Influenza activity continued to decrease with community cases of influenza-like illness (ILI) reported from the Irish sentinel GP network now at very low levels. Hospitalised influenza cases and influenza outbreaks continue to be reported at low to moderate levels.

The sentinel GP ILI consultation rate was 3.6 per 100,000 population during week ending April 8th. It remained low in all age groups. Influenza A and B continue to co-circulate at low levels. The number of hospitalised influenza cases continues to decrease with the highest rates of influenza hospitalisations observed in those aged 65 years and older.

To date this season, 4,426 hospitalised confirmed influenza cases have been reported to HPSC, surpassing the number reported during the 2009 influenza pandemic. One hundred and eighty three confirmed influenza cases have been admitted to critical care units so far this season. To date this season, 193 influenza associated deaths have been reported to HPSC. As influenza activity is now below baseline activity levels, the influenza report will now be published fortnightly with the next report due on April 26th.

As influenza is still circulating in the community, albeit at very low levels, actions to prevent the spread of flu to others are outlined below. Advice on what to do if you develop flu-like symptoms is also outlined below.

Preventing spread to others
Covering your nose and mouth with a tissue when you cough and sneeze (catch it), disposing of the tissue as soon as possible (bin it) and cleaning your hands as soon as you can (kill it) are important measures in helping prevent the spread of germs and reducing the risk of transmission.

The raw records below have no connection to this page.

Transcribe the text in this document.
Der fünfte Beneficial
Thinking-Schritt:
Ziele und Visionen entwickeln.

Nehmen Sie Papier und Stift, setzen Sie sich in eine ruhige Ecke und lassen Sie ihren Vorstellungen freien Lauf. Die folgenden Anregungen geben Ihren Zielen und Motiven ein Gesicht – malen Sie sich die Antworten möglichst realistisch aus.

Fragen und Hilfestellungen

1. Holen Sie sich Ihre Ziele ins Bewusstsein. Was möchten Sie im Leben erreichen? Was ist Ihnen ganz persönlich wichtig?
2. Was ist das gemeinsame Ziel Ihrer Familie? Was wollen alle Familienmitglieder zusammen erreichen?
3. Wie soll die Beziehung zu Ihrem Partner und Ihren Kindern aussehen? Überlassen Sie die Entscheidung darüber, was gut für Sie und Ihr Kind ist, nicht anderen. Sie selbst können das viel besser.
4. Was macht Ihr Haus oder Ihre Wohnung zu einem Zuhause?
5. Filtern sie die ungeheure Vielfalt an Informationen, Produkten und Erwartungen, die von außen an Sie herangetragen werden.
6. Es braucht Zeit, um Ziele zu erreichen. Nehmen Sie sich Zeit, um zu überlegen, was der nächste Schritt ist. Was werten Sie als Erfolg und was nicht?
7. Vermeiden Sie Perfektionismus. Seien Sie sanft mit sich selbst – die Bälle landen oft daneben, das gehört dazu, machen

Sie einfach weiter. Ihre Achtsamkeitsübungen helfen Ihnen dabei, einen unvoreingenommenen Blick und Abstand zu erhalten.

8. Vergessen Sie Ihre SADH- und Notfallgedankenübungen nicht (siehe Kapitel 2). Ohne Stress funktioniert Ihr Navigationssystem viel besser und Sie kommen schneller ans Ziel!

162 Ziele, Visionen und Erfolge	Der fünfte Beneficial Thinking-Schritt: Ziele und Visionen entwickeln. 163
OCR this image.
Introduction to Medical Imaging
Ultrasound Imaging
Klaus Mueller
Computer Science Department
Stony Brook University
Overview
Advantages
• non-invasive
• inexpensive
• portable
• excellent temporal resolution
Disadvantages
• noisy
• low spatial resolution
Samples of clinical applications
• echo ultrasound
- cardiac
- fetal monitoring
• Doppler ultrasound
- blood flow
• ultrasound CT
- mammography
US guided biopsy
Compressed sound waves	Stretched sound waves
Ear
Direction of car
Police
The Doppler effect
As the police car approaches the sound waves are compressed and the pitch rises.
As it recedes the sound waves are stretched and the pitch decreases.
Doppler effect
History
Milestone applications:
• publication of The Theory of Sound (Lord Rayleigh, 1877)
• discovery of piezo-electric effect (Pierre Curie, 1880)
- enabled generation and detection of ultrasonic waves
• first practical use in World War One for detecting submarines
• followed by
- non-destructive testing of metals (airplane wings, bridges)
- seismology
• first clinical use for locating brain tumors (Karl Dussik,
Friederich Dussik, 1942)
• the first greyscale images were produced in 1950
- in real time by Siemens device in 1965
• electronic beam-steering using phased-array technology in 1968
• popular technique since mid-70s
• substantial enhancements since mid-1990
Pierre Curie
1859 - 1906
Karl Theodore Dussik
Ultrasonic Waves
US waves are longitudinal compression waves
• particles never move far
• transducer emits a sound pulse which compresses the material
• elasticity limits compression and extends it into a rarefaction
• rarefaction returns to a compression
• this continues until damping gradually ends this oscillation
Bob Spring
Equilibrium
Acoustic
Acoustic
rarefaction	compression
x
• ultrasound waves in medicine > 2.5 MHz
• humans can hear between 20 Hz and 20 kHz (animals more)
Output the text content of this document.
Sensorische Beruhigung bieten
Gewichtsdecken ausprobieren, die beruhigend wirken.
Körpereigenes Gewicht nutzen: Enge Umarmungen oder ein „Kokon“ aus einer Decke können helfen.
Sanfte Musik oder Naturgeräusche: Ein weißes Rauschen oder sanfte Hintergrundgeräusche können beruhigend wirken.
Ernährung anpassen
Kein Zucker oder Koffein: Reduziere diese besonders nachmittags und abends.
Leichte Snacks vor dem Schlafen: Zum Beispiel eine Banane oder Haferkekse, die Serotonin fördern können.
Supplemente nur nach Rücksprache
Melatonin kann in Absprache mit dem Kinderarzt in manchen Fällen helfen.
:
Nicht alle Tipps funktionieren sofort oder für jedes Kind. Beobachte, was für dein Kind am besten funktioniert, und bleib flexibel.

Posters on preventing spread are available on the HPSC website. Influenza advice for schools is available on the HPSC website.

What to do if you have flu-like symptoms
Anyone who gets flu should stay at home, rest, drink plenty of fluids and use over-the-counter remedies like paracetamol to ease symptoms.

Advice, tips, information and videos on getting over flu and other common illnesses are available at a new HSE website, 

When to seek help

If you are in an at risk group with flu symptoms OR if you are not in an at risk group but your flu symptoms are severe or getting worse you should contact your GP. GPs may wish to prescribe antivirals for those presenting with influenza in the at risk groups. If you need to visit your GP or the Emergency Department, please phone first to explain that you might have flu.

If your child has flu and their symptoms are severe or last for more than one week contact your GP. Please phone first to explain that they might have flu.